Ruth Bashall, manager of Stay Safe, a Disability Action Waltham Forest project that tackles hate crime, bullying, domestic violence and sexual violence against disabled people, told the launch event that she worried the report was being published at a time when disability rights were not on the agenda.
She said there was clearly “institutional discrimination” across the criminal justice system, which “doesn’t deal with crimes against disabled people as crimes and doesn’t prevent crimes against disabled people”.
She said: “This cannot happen without disabled people but also the sort of sea change that happened after [the inquiry into how the police dealt with the murder of] Stephen Lawrence, based on partnership, an open approach, and organisations willing to be self-critical.”
She said public bodies had to engage with disabled people and their organisations over the report’s recommendations, and put resources into involving and empowering disabled people.
Dr Rachel Perkins, chair of the government’s Equality 2025 advice body, also emphasised the need for a rights-based focus on harassment.
She told the launch that it would take “whole system change to right these wrongs”.
She said: “Safety is a pre-requisite for involvement in our society. It is about the right of safety for all citizens and the right of redress for all citizens if their safety is violated.”
Anne Novis, who has been campaigning for 20 years on disability-related harassment, said she was “not hopeful” that the report would “lead to any massive systematic change” but did hope that it would “give a little nudge to the conscience of all those who should have believed us, enough to prompt action not just words”.
She said: “We can always hope and use it to try and get funding for initiatives as well as to remind those in control locally that they do have a legal responsibility to prevent harassment against disabled people and provide us with access to justice.”
But she added: “Whilst the media and those in leadership constantly demean us, label us as ‘scroungers’ and ‘unsustainable to support’ we will just see an increase in this problem, not a decrease.”
Katharine Quarmby, whose new book Scapegoat investigates some of the most shocking disability hate crimes of recent years, and who made key contributions to the inquiry, said the report was an important addition to work on disability-targeted violence.
She said the “solid” report had built on earlier research by disabled activists, DPOs and disability charities, such as Getting Away with Murder and the work of fellow campaigners such as Novis, Bashall and Stephen Brookes, who all contributed to the inquiry.

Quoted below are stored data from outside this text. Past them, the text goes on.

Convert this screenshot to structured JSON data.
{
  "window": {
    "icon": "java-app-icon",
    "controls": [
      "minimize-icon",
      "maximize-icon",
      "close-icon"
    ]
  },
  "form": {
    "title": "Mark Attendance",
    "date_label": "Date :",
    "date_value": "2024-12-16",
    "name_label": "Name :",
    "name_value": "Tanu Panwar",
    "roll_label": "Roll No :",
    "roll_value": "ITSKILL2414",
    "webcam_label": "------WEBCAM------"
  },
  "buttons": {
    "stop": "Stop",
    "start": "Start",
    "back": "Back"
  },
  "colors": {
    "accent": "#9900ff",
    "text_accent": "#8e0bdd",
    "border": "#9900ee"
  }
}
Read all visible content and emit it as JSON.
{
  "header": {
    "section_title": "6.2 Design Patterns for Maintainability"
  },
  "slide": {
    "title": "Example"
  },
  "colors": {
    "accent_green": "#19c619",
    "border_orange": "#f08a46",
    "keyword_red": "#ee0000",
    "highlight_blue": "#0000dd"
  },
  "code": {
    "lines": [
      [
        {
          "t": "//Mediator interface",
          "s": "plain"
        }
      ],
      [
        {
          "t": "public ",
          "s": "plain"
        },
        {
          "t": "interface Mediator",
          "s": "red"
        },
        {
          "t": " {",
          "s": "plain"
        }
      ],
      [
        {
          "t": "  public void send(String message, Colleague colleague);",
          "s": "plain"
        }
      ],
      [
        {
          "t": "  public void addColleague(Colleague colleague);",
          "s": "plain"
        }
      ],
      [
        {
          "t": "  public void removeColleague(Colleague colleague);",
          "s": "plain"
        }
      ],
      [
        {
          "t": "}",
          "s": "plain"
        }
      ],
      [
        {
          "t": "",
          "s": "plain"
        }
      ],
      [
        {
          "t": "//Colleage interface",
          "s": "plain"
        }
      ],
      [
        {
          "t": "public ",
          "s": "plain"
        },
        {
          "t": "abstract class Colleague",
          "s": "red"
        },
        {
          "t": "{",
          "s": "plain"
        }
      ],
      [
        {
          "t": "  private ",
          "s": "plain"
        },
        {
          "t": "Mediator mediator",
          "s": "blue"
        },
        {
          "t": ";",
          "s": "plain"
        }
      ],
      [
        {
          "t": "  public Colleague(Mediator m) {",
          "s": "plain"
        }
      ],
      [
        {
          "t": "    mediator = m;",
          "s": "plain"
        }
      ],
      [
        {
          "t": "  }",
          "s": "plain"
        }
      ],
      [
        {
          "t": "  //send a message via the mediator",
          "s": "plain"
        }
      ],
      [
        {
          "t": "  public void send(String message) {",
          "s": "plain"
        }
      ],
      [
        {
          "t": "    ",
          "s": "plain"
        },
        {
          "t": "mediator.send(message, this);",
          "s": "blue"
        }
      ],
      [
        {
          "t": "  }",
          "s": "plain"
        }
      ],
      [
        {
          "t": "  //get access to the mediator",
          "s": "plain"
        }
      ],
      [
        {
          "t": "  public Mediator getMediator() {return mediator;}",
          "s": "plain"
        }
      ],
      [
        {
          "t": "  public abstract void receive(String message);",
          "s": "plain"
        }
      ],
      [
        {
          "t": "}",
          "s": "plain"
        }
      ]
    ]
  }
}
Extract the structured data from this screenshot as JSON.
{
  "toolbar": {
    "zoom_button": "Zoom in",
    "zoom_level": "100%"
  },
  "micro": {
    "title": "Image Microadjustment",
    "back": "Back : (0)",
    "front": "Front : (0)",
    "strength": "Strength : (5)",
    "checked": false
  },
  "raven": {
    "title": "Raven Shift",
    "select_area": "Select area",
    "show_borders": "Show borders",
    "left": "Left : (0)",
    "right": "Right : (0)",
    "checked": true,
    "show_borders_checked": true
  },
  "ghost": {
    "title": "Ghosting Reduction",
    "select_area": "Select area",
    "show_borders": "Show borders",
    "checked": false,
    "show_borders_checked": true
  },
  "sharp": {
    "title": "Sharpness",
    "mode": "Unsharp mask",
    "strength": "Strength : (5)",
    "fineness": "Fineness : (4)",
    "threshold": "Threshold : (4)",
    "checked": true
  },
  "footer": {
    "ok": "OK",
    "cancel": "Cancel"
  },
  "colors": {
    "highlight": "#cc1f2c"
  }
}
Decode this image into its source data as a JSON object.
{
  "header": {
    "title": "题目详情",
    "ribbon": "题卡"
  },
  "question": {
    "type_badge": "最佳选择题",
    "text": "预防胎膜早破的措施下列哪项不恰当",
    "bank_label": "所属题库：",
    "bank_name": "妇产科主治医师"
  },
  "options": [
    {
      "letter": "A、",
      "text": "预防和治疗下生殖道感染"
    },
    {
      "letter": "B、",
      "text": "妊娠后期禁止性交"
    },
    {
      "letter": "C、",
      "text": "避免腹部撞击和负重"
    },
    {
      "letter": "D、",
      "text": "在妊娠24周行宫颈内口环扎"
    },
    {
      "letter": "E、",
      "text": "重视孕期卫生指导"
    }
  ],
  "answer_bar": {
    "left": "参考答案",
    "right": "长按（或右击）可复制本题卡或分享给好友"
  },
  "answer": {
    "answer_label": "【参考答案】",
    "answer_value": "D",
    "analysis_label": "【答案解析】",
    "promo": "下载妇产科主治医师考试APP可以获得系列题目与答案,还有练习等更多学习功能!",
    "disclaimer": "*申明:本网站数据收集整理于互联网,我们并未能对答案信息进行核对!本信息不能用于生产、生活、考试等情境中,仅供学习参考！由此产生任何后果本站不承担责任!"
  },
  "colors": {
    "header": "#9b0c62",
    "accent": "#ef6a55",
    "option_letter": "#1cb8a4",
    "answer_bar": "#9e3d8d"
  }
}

Quarmby added: “Maybe because it comes from a non-governmental body it will have more impact than previous reports that have been published. I hope it doesn’t gather dust.”
Brookes, who founded the Disability Hate Crime Network, also welcomed the report, and pointed to its emphasis on the need for agencies to work together to combat hate crime.
He added: “It is a piece of work which brings together all the things we have all been saying for a long time. To me the hope is now we can move forward with it.”
Liz Sayce, chief executive of RADAR and a member of the EHRC’s disability committee, said the report was “good” but had been “a long time coming”.
She said the “critical issue” would be how the EHRC held public bodies and the government to account in ensuring its recommendations were implemented “in a time of austerity”, and she called for the commission to publish regular progress reports.
Dr Ju Gosling, co-chair of Regard, the national organisation of disabled lesbian gay bisexual and transgender (LGBT) people, also welcomed the report, but said she would have liked to have seen more emphasis on the experiences of disabled LGBT people, disabled women and disabled people from black and minority ethnic communities.